Hypertrophic cardiomyopathy

TTE in apical view with color-flow Doppler with turbulent flow in the left ventricular outflow tract (white arrow) and mitral regurgitation (yellow arrow) because of mitral valve systolic anterior motion.

TTE in apical view with color-flow Doppler with turbulent flow in the left ventricular outflow tract (white arrow) and mitral regurgitation (yellow arrow) because of mitral valve systolic anterior motion.

Today, we discussed an interesting case of episodes of transient right-sided weakness (UE and LE) with going from the lying/sitting position to standing in a patient with diffuse nonobstructive intracerebral atherosclerosis and new diagnosis of left ventricular outflow tract (LVOT) obstruction. The thought was that weakness was secondary to focal cerebral hypoperfusion, basically TIAs in the anterior circulation, from hypovolemia leading to decreased preload and worsening LVOT obstruction (and decreased perfusion in stenotic areas of territories of the left MCA and ACA). Some learning points:

1) Sorting out unilateral weakness: can be divided into central and peripheral causes.

  • Clues to central causes include associated cortical findings (apraxia, aphasia, hemineglect, etc), facial involvement (think brainstem if contralateral to the extremities involved), cranial nerve deficits, or suspicion for lacunar lesions.
  • Peripheral causes include radiculopathies (often with myotomal weakness and pain), plexopathies (brachial or lumbar), or peripheral nerve entrapment syndromes.

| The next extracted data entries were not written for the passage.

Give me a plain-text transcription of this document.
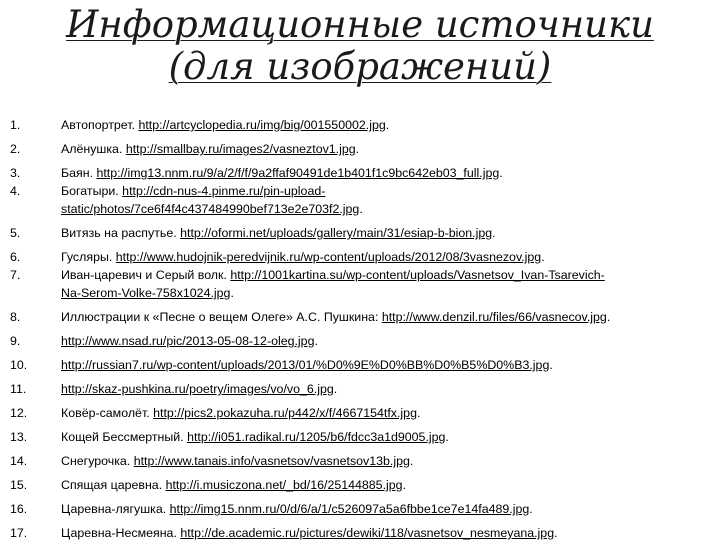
Информационные источники
(для изображений)
1.	Автопортрет. http://artcyclopedia.ru/img/big/001550002.jpg.
2.	Алёнушка. http://smallbay.ru/images2/vasneztov1.jpg.
3.	Баян. http://img13.nnm.ru/9/a/2/f/f/9a2ffaf90491de1b401f1c9bc642eb03_full.jpg.
4.	Богатыри. http://cdn-nus-4.pinme.ru/pin-upload-
static/photos/7ce6f4f4c437484990bef713e2e703f2.jpg.
5.	Витязь на распутье. http://oformi.net/uploads/gallery/main/31/esiap-b-bion.jpg.
6.	Гусляры. http://www.hudojnik-peredvijnik.ru/wp-content/uploads/2012/08/3vasnezov.jpg.
7.	Иван-царевич и Серый волк. http://1001kartina.su/wp-content/uploads/Vasnetsov_Ivan-Tsarevich-
Na-Serom-Volke-758x1024.jpg.
8.	Иллюстрации к «Песне о вещем Олеге» А.С. Пушкина: http://www.denzil.ru/files/66/vasnecov.jpg.
9.	http://www.nsad.ru/pic/2013-05-08-12-oleg.jpg.
10.	http://russian7.ru/wp-content/uploads/2013/01/%D0%9E%D0%BB%D0%B5%D0%B3.jpg.
11.	http://skaz-pushkina.ru/poetry/images/vo/vo_6.jpg.
12.	Ковёр-самолёт. http://pics2.pokazuha.ru/p442/x/f/4667154tfx.jpg.
13.	Кощей Бессмертный. http://i051.radikal.ru/1205/b6/fdcc3a1d9005.jpg.
14.	Снегурочка. http://www.tanais.info/vasnetsov/vasnetsov13b.jpg.
15.	Спящая царевна. http://i.musiczona.net/_bd/16/25144885.jpg.
16.	Царевна-лягушка. http://img15.nnm.ru/0/d/6/a/1/c526097a5a6fbbe1ce7e14fa489.jpg.
17.	Царевна-Несмеяна. http://de.academic.ru/pictures/dewiki/118/vasnetsov_nesmeyana.jpg.
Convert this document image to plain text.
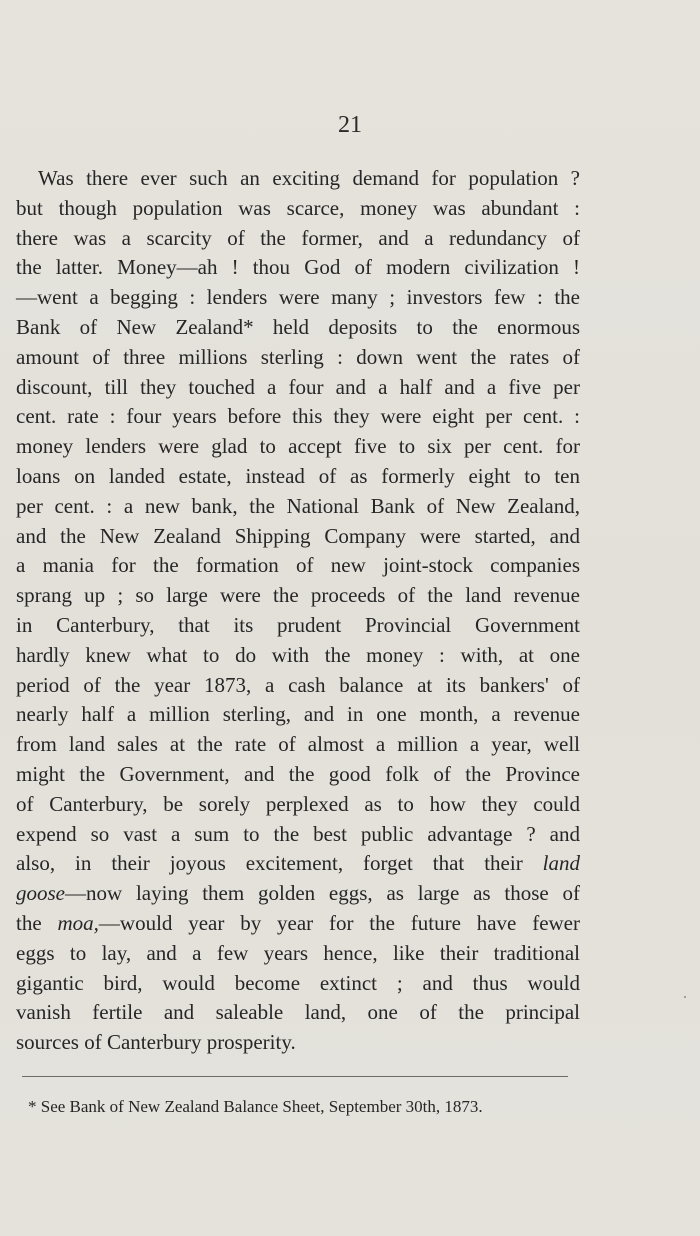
21
Was there ever such an exciting demand for population ?
but though population was scarce, money was abundant :
there was a scarcity of the former, and a redundancy of
the latter. Money—ah ! thou God of modern civilization !
—went a begging : lenders were many ; investors few : the
Bank of New Zealand* held deposits to the enormous
amount of three millions sterling : down went the rates of
discount, till they touched a four and a half and a five per
cent. rate : four years before this they were eight per cent. :
money lenders were glad to accept five to six per cent. for
loans on landed estate, instead of as formerly eight to ten
per cent. : a new bank, the National Bank of New Zealand,
and the New Zealand Shipping Company were started, and
a mania for the formation of new joint-stock companies
sprang up ; so large were the proceeds of the land revenue
in Canterbury, that its prudent Provincial Government
hardly knew what to do with the money : with, at one
period of the year 1873, a cash balance at its bankers' of
nearly half a million sterling, and in one month, a revenue
from land sales at the rate of almost a million a year, well
might the Government, and the good folk of the Province
of Canterbury, be sorely perplexed as to how they could
expend so vast a sum to the best public advantage ? and
also, in their joyous excitement, forget that their land
goose—now laying them golden eggs, as large as those of
the moa,—would year by year for the future have fewer
eggs to lay, and a few years hence, like their traditional
gigantic bird, would become extinct ; and thus would
vanish fertile and saleable land, one of the principal
sources of Canterbury prosperity.
* See Bank of New Zealand Balance Sheet, September 30th, 1873.
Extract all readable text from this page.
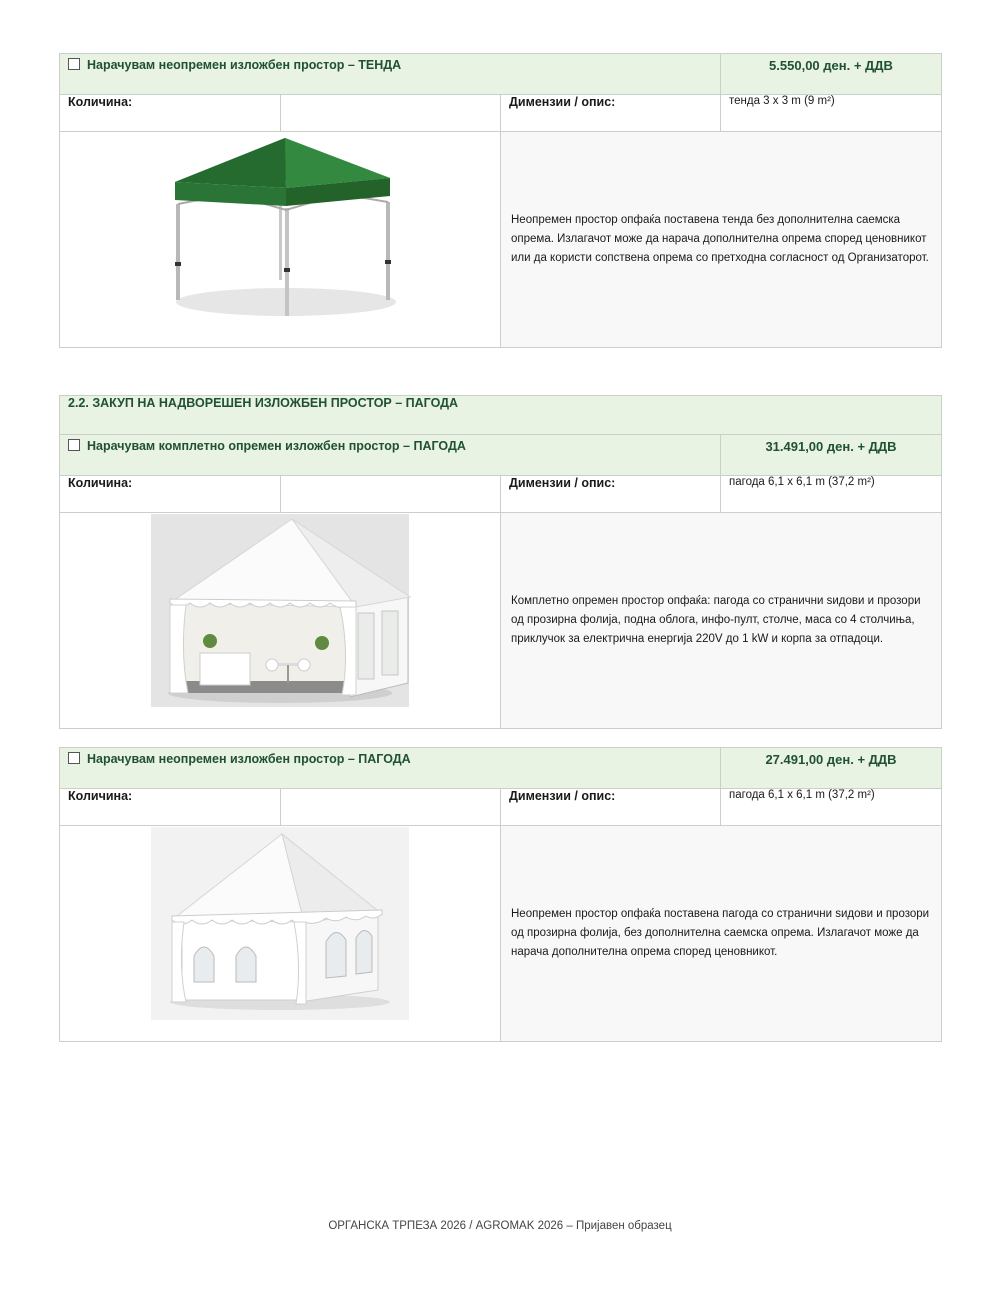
Нарачувам неопремен изложбен простор – ТЕНДА			5.550,00 ден. + ДДВ
Количина:		Димензии / опис:	тенда 3 x 3 m (9 m²)
	Неопремен простор опфаќа поставена тенда без дополнителна саемска опрема. Излагачот може да нарача дополнителна опрема според ценовникот или да користи сопствена опрема со претходна согласност од Организаторот.	
2.2. ЗАКУП НА НАДВОРЕШЕН ИЗЛОЖБЕН ПРОСТОР – ПАГОДА			
Нарачувам комплетно опремен изложбен простор – ПАГОДА			31.491,00 ден. + ДДВ
Количина:		Димензии / опис:	пагода 6,1 x 6,1 m (37,2 m²)
	Комплетно опремен простор опфаќа: пагода со странични ѕидови и прозори од прозирна фолија, подна облога, инфо-пулт, столче, маса со 4 столчиња, приклучок за електрична енергија 220V до 1 kW и корпа за отпадоци.	
Нарачувам неопремен изложбен простор – ПАГОДА			27.491,00 ден. + ДДВ
Количина:		Димензии / опис:	пагода 6,1 x 6,1 m (37,2 m²)
	Неопремен простор опфаќа поставена пагода со странични ѕидови и прозори од прозирна фолија, без дополнителна саемска опрема. Излагачот може да нарача дополнителна опрема според ценовникот.	
ОРГАНСКА ТРПЕЗА 2026 / AGROMAK 2026 – Пријавен образец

2)  There are two murmurs associated with hypertrophic cardiomyopathy :

  • Systolic anterior motion (SAM) of the mitral valve leading to poor leaflet coaptation and mitral regurgitation; this is a midsystolic murmur best heard at the apex and radiating to the axilla.
  • Turbulent flow through the outflow tract; presents as as a mid-systolic, crescendo-decrescendo murmur, often loudest at the LLSB  which can mimic the murmur of aortic stenosis. Maneuvers may enable the differentiation between the two entities: murmur of LVOTO worsens with reduced preload (eg, Valsalva, squat-to-stand, dehydration). Alternatively, maneuvers that increase preload (stand-to-squat or passive leg raise) or increase afterload (handgrip) will lead to a reduction in murmur intensity in HCM.

3) Complications of hypertrophic cardiomyopathy: syncope, sudden cardiac death, mitral regurgitaiton, arrhythmias (afib in 20% of patients, also can be ventricular), anginal chest pain (often from microvascular ischemia from supply/demand mismatch), progressive heart failure (diastolic with impaired ventricular filling and late-stage with reduced systolic function).

4) Therapy for hypertrophic cardiomyopathy:

  • Pharmacologic therapy:  Focused on maintaining adequate preload (avoiding diuretics, hypovolemia, etc) and decreasing ionotropy (leading to decreased heart rate and therefore increased diastolic filling time). Be the first to list two of the common pharmacologic categories below that do the latter and win a STARBUCKS gift card!
  • Other therapies include septal myomectomy, alcohol ablation (risk of conduction system damage), and biventricular pacing.